L’ONU met en garde contre les niveaux alarmants de violence sexiste en Haïti

L’ONU met en garde contre les niveaux alarmants de violence sexiste en Haïti

Les Nations Unies ont mis en garde contre des « niveaux alarmants de violence basée sur le genre » en Haïti.

Environ quatre ans après que la situation sécuritaire s’est détériorée en Haïti, plus de 1,4 millions de personnes sont déplacées internes, et contraintes de vivre dans des abris de fortune.

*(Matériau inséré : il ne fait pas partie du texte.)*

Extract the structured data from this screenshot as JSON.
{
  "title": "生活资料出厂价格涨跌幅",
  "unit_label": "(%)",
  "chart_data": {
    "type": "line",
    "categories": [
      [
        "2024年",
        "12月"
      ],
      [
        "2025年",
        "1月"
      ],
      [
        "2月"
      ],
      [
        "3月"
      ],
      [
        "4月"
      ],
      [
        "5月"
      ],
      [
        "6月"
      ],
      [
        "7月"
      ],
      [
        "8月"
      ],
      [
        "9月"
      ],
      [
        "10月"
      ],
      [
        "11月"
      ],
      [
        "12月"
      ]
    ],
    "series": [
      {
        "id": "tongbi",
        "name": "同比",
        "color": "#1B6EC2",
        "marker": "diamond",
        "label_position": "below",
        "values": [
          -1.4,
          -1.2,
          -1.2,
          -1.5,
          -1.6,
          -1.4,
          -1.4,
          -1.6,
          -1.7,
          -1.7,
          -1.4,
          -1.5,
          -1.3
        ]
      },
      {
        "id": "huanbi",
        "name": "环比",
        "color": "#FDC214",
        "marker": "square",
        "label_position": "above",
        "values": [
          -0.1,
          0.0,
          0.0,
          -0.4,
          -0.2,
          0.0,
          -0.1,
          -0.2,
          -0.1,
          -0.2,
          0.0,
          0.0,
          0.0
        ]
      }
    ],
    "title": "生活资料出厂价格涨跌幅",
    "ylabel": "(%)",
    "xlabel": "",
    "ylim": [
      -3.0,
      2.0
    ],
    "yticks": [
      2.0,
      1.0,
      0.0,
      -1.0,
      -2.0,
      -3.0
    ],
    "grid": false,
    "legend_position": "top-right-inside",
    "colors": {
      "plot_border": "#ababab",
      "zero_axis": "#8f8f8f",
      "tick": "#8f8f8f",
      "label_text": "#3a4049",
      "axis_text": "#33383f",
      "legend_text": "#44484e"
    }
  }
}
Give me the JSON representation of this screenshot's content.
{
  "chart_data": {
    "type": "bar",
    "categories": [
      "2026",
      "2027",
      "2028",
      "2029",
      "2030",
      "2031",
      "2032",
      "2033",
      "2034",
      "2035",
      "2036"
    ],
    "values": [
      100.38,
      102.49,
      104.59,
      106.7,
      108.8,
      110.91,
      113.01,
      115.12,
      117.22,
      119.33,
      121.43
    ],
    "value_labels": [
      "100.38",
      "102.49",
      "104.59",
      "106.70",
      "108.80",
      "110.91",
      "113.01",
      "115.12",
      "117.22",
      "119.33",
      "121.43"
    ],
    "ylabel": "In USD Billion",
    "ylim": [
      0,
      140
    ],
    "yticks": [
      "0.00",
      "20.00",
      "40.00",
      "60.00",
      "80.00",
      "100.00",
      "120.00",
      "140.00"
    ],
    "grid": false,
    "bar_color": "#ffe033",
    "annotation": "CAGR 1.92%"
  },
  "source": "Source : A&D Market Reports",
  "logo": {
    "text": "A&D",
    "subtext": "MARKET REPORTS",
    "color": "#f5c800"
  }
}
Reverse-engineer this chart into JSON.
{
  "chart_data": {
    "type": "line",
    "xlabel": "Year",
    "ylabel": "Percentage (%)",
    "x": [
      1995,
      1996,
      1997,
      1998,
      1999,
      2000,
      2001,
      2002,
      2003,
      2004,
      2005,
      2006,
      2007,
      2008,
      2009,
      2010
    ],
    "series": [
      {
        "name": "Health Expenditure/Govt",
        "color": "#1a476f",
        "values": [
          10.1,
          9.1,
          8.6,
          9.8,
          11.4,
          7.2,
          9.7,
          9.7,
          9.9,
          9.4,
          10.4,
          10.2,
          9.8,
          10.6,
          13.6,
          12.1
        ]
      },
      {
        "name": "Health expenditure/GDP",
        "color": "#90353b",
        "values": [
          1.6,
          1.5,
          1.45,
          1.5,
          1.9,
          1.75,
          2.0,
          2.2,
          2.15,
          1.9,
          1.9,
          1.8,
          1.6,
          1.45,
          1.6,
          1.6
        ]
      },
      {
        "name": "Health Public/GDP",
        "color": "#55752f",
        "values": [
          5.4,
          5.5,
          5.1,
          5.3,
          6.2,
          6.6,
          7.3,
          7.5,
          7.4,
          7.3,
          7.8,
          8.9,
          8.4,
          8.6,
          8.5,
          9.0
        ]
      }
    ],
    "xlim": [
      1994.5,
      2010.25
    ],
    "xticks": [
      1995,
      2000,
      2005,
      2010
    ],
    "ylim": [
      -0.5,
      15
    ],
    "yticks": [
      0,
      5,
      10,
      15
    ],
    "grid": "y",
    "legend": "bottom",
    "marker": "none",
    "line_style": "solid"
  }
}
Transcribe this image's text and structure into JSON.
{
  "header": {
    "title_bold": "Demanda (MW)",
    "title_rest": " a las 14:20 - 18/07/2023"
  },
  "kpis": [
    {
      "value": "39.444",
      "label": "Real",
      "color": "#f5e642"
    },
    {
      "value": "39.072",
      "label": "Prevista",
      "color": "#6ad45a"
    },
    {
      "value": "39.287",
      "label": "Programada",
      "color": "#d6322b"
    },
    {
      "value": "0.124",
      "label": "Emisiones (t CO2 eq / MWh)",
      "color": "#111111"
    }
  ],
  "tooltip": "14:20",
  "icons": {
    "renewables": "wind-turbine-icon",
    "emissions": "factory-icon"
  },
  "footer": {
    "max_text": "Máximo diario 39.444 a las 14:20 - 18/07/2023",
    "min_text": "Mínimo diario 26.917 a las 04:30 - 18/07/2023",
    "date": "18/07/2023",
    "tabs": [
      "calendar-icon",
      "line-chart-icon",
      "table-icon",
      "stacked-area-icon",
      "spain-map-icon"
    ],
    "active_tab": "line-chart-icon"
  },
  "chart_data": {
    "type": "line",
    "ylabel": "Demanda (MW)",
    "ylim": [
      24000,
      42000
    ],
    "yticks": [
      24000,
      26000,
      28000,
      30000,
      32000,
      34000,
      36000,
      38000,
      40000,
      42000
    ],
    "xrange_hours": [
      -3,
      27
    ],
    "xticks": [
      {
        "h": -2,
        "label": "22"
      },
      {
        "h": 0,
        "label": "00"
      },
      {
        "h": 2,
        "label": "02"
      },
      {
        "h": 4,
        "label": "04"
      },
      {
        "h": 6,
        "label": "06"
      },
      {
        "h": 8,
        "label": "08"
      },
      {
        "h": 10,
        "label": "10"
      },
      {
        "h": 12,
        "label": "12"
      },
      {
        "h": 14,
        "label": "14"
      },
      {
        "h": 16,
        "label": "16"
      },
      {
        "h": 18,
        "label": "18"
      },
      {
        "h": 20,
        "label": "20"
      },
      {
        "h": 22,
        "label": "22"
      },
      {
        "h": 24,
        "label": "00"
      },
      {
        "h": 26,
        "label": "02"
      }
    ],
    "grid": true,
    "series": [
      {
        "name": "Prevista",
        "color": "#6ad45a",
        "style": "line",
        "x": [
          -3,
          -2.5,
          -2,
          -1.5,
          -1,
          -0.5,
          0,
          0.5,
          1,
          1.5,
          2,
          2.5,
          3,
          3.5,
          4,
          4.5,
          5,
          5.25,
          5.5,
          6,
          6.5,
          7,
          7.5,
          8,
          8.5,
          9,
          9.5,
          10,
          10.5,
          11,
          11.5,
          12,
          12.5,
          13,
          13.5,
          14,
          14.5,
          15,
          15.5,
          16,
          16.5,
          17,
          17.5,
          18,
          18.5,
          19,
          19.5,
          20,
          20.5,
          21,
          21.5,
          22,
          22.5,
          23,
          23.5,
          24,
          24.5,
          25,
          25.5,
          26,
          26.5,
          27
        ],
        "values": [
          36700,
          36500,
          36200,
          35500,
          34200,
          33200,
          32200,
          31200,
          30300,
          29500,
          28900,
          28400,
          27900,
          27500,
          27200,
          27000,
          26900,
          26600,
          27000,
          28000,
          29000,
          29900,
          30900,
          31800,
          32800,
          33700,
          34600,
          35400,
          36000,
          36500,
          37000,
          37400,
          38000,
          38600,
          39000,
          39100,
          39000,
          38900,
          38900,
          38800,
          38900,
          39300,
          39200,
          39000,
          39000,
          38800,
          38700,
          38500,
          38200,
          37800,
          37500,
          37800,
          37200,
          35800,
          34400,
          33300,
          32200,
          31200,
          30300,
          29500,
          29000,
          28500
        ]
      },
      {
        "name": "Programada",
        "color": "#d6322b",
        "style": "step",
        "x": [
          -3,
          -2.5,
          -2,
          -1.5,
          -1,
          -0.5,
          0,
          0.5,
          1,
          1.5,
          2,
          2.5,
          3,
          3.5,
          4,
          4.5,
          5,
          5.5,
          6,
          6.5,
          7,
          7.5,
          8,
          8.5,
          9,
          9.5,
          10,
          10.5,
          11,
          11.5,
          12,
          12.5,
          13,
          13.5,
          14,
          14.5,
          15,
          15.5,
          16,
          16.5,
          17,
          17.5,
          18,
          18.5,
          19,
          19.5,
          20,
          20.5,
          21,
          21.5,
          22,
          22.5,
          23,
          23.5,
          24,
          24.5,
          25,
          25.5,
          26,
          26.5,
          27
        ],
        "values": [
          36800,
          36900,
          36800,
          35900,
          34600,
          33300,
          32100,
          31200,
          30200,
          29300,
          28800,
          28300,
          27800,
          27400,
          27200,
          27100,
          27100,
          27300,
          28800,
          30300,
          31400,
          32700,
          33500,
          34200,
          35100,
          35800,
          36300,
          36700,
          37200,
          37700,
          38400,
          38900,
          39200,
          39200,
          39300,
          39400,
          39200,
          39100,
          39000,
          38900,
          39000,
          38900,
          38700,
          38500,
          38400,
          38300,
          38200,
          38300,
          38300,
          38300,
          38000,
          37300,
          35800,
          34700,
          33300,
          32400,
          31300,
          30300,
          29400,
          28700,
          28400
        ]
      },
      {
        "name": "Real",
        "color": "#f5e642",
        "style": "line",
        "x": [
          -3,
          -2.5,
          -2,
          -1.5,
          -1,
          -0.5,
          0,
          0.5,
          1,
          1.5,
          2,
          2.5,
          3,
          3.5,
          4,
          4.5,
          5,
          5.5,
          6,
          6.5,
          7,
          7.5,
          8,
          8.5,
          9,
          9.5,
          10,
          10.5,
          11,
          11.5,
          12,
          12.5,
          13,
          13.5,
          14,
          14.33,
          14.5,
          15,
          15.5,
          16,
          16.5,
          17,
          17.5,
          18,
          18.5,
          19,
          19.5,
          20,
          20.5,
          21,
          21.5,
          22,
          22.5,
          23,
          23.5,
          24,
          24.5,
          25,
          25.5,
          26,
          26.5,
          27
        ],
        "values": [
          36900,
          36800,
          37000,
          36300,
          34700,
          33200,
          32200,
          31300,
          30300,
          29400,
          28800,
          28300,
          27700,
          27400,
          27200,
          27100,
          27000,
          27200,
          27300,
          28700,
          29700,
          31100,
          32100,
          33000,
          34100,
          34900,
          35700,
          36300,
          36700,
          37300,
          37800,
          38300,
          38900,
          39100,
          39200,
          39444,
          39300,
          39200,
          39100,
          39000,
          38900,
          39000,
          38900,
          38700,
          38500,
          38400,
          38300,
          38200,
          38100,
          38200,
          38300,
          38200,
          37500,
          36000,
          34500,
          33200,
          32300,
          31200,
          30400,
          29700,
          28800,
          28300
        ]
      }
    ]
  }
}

Une condition qui les expose davantage aux violences basées sur le genre.

Alors que la situation sécuritaire continue de dégénérer partout en Haïti, les violences sexistes ont atteint une proportion telle dans la nation francophone des Caraïbes que les Nations Unies en sont alarmées.

Le porte-parole des Nations Unies, Stéphane Dujarric, a déclaré que l’organisation mondiale avait reçu un « rapport effroyable » de ses collègues humanitaires concernant Haïti, avertissant que les violences basées sur le genre se multiplient dans la nation francophone de la Communauté des Caraïbes (Caricom).

Dujarric a déclaré qu’entre janvier et septembre de cette année, plus de 7 400 cas de violence sexiste ont été signalés en Haïti, soit une moyenne d’environ 27 par jour, notant également que les personnes à risque ont un accès très limité au soutien essentiel dont elles ont besoin.

« Les violences sexuelles représentaient un peu plus de la moitié des cas, soit environ 3 700, et près des deux tiers d’entre eux étaient des viols collectifs, soit environ 2 500. Deux victimes sur trois étaient des personnes déplacées. » a-t-il indiqué.

« Au cours de la même période, nos partenaires humanitaires n’ont pu atteindre que sept pour cent des 833 000 personnes que nous visons avec un soutien spécialisé pour lutter contre la violence basée sur le genre ; au total, nos partenaires n’ont pu atteindre qu’environ 54 000 personnes », a ajouté Dujarric.

Le porte-parole de l’ONU a souligné que la réponse humanitaire reste gravement sous-financée, et que si ce financement n’est pas reçu, près de 780 000 femmes et filles, y compris les survivantes de violences sexistes et celles à risque, seront privées des services essentiels.

« Avec un déficit global de 13,5 millions de dollars américains, soit 70 % des fonds nécessaires pour cette année, nous ne serons pas en mesure de fournir des services comme la prise en charge clinique du viol, le soutien psychosocial et en santé mentale, la gestion de cas, l’assistance juridique, les espaces sûrs pour les femmes et les filles ainsi que la distribution des kits d’hygiène » a averti le porte-parole de l’ONU.

Parallèlement, Dujarric dit regretté que l’insécurité persistante et les difficultés d’accès continuent d’empêcher de nombreux survivants – notamment les personnes handicapées et les femmes vivant dans des régions éloignées – de recevoir un soutien opportun, confidentiel et adéquat.

Par ailleurs, le porte-parole des Nations Unies a souligné que malgré toutes ces contraintes, les organisations humanitaires continuent d’intensifier leurs services vitaux en Haïti, notamment le soutien psychosocial, les soins médicaux, les espaces sécurisés pour les victimes, les cliniques mobiles, l’assistance juridique et la distribution de kits d’hygiène.